Scaling Nanowire-Supported GaN Quantum Dots to the Sub-10 nm Limit, Yielding Complete Suppression of the Giant Built-in Potential

Abstract

The nanowire-supported quantum dot (NWQD) of GaN is an unconventional nanostructure, which is extremely promising for realization of UV photonics in general and room-temperature single photon generation in particular. While GaN-NWQDs have several promising attributes, the crucial challenge in exploiting their full potential, is to reduce the lateral dimensions of the QDs, to the order of the exciton Bohr radius in GaN. Also critical is to suppress the built-in electric field due to spontaneous and piezoelectric polarization, which adversely affects the radiative recombination lifetime. We report here the innovation of a simple yet powerful single-step epitaxial growth technique, to achieve both of these targets.
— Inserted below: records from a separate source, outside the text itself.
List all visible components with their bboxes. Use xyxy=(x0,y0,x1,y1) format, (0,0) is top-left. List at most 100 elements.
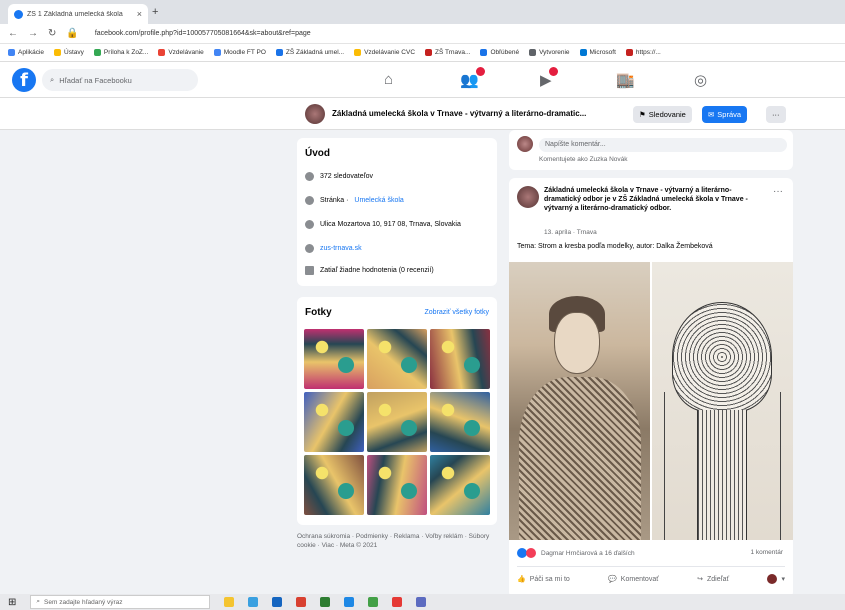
intro-address: Ulica Mozartova 10, 917 08, Trnava, Slov… xyxy=(305,220,461,229)
photo-thumbnail[interactable] xyxy=(430,392,490,452)
see-all-photos-link[interactable]: Zobraziť všetky fotky xyxy=(425,309,489,316)
photos-card: Fotky Zobraziť všetky fotky xyxy=(297,297,497,525)
bookmark-item[interactable]: Moodle FT PO xyxy=(213,49,266,56)
taskbar-app-icon[interactable] xyxy=(344,597,355,607)
post-image-vase[interactable] xyxy=(652,262,793,540)
page-avatar[interactable] xyxy=(305,104,325,124)
bookmark-item[interactable]: Aplikácie xyxy=(8,49,44,56)
bookmark-icon xyxy=(158,49,166,56)
windows-start-icon[interactable]: ⊞ xyxy=(8,597,16,608)
post-reactions[interactable]: Dagmar Hrnčiarová a 16 ďalších xyxy=(517,548,635,558)
photo-thumbnail[interactable] xyxy=(367,392,427,452)
photo-grid xyxy=(304,329,490,515)
taskbar-app-icon[interactable] xyxy=(224,597,235,607)
url-field[interactable]: facebook.com/profile.php?id=100057705081… xyxy=(95,30,311,37)
bookmark-item[interactable]: Príloha k ZoZ... xyxy=(93,49,149,56)
drawing-line xyxy=(664,392,665,540)
bookmark-icon xyxy=(579,49,587,56)
search-icon: ⌕ xyxy=(50,75,55,84)
bookmark-item[interactable]: Obľúbené xyxy=(480,49,519,56)
photo-thumbnail[interactable] xyxy=(367,329,427,389)
follow-label: Sledovanie xyxy=(648,110,686,119)
bookmark-label: Príloha k ZoZ... xyxy=(103,49,149,56)
post-more-icon[interactable]: ··· xyxy=(773,186,783,197)
home-icon[interactable]: ⌂ xyxy=(384,71,393,88)
taskbar-app-icon[interactable] xyxy=(272,597,283,607)
taskbar-app-icon[interactable] xyxy=(296,597,307,607)
photo-thumbnail[interactable] xyxy=(304,455,364,515)
forward-icon[interactable]: → xyxy=(28,28,38,39)
comment-as-note: Komentujete ako Zuzka Novák xyxy=(539,156,628,163)
bookmark-item[interactable]: Vzdelávanie CVC xyxy=(354,49,415,56)
portrait-robe xyxy=(519,377,641,540)
page-footer: Ochrana súkromia · Podmienky · Reklama ·… xyxy=(297,533,490,549)
photo-thumbnail[interactable] xyxy=(304,392,364,452)
reload-icon[interactable]: ↻ xyxy=(48,28,56,39)
taskbar-search-input[interactable]: ⌕ Sem zadajte hľadaný výraz xyxy=(30,595,211,609)
page-header-bar: Základná umelecká škola v Trnave - výtva… xyxy=(0,98,845,130)
post-card: Základná umelecká škola v Trnave - výtva… xyxy=(509,178,793,598)
taskbar-app-icon[interactable] xyxy=(320,597,331,607)
share-button[interactable]: ↪ Zdieľať xyxy=(697,574,729,584)
bookmark-icon xyxy=(54,49,62,56)
comment-button[interactable]: 💬 Komentovať xyxy=(608,574,659,584)
post-date[interactable]: 13. apríla · Trnava xyxy=(544,229,597,236)
photo-thumbnail[interactable] xyxy=(430,455,490,515)
intro-card: Úvod 372 sledovateľov Stránka · Umelecká… xyxy=(297,138,497,286)
bookmark-item[interactable]: https://... xyxy=(625,49,661,56)
browser-tab[interactable]: ZŠ 1 Základná umelecká škola × xyxy=(8,4,148,24)
intro-reviews: Zatiaľ žiadne hodnotenia (0 recenzií) xyxy=(305,266,434,275)
tab-close-icon[interactable]: × xyxy=(137,9,142,19)
facebook-favicon-icon xyxy=(14,9,23,19)
bookmark-item[interactable]: Vzdelávanie xyxy=(158,49,204,56)
lock-icon: 🔒 xyxy=(66,28,79,39)
facebook-search-input[interactable]: ⌕ Hľadať na Facebooku xyxy=(42,69,198,91)
bookmark-item[interactable]: Microsoft xyxy=(579,49,616,56)
bookmark-icon xyxy=(529,49,537,56)
audience-selector[interactable]: ▾ xyxy=(767,574,785,584)
user-avatar xyxy=(517,136,533,152)
bookmark-item[interactable]: Vytvorenie xyxy=(529,49,570,56)
bookmark-item[interactable]: ZŠ Základná umel... xyxy=(275,49,345,56)
taskbar-app-icon[interactable] xyxy=(416,597,427,607)
marketplace-icon[interactable]: 🏬 xyxy=(616,71,635,89)
intro-address-text[interactable]: Ulica Mozartova 10, 917 08, Trnava, Slov… xyxy=(320,221,461,228)
comment-count[interactable]: 1 komentár xyxy=(750,549,783,556)
taskbar-search-placeholder: Sem zadajte hľadaný výraz xyxy=(44,598,123,606)
bookmark-item[interactable]: Ústavy xyxy=(54,49,84,56)
more-options-button[interactable]: ··· xyxy=(766,106,786,123)
comment-input[interactable]: Napíšte komentár... xyxy=(539,138,787,152)
taskbar-app-icon[interactable] xyxy=(368,597,379,607)
page-name[interactable]: Základná umelecká škola v Trnave - výtva… xyxy=(332,109,586,118)
bookmark-item[interactable]: ZŠ Trnava... xyxy=(425,49,470,56)
browser-tab-bar: ZŠ 1 Základná umelecká škola × + xyxy=(0,0,845,24)
post-image-portrait[interactable] xyxy=(509,262,650,540)
like-button[interactable]: 👍 Páči sa mi to xyxy=(517,574,570,584)
intro-category-link[interactable]: Umelecká škola xyxy=(354,197,403,204)
watch-icon[interactable]: ▶ xyxy=(540,67,558,89)
photo-thumbnail[interactable] xyxy=(430,329,490,389)
photo-thumbnail[interactable] xyxy=(367,455,427,515)
post-author-avatar[interactable] xyxy=(517,186,539,208)
friends-icon[interactable]: 👥 xyxy=(460,67,485,89)
intro-website-link[interactable]: zus-trnava.sk xyxy=(320,245,362,252)
intro-title: Úvod xyxy=(305,148,330,159)
follow-button[interactable]: ⚑ Sledovanie xyxy=(633,106,692,123)
taskbar-app-icon[interactable] xyxy=(248,597,259,607)
facebook-logo-icon[interactable]: f xyxy=(12,68,36,92)
drawing-line xyxy=(780,392,781,540)
taskbar-app-icon[interactable] xyxy=(392,597,403,607)
portrait-face xyxy=(554,312,600,374)
back-icon[interactable]: ← xyxy=(8,28,18,39)
post-header-text[interactable]: Základná umelecká škola v Trnave - výtva… xyxy=(544,186,764,213)
message-button[interactable]: ✉ Správa xyxy=(702,106,748,123)
photo-thumbnail[interactable] xyxy=(304,329,364,389)
bookmark-label: ZŠ Základná umel... xyxy=(285,49,345,56)
followers-icon xyxy=(305,172,314,181)
bookmark-icon xyxy=(93,49,101,56)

By combining controlled and on-demand thermal decomposition of GaN nanowires, with our previously developed strategy of inhibiting the same via AlN capping, we demonstrate that the NWQD-diameter can indeed be reduced to the truly strong-quantum-confinement limit. In these ultrascaled GaN QDs, we show that the built-in electric fields are almost completely suppressed. The NWQD fabrication strategy developed in this work may pave the way for fabrication of highly efficient classical and quantum UV-emitters based on GaN.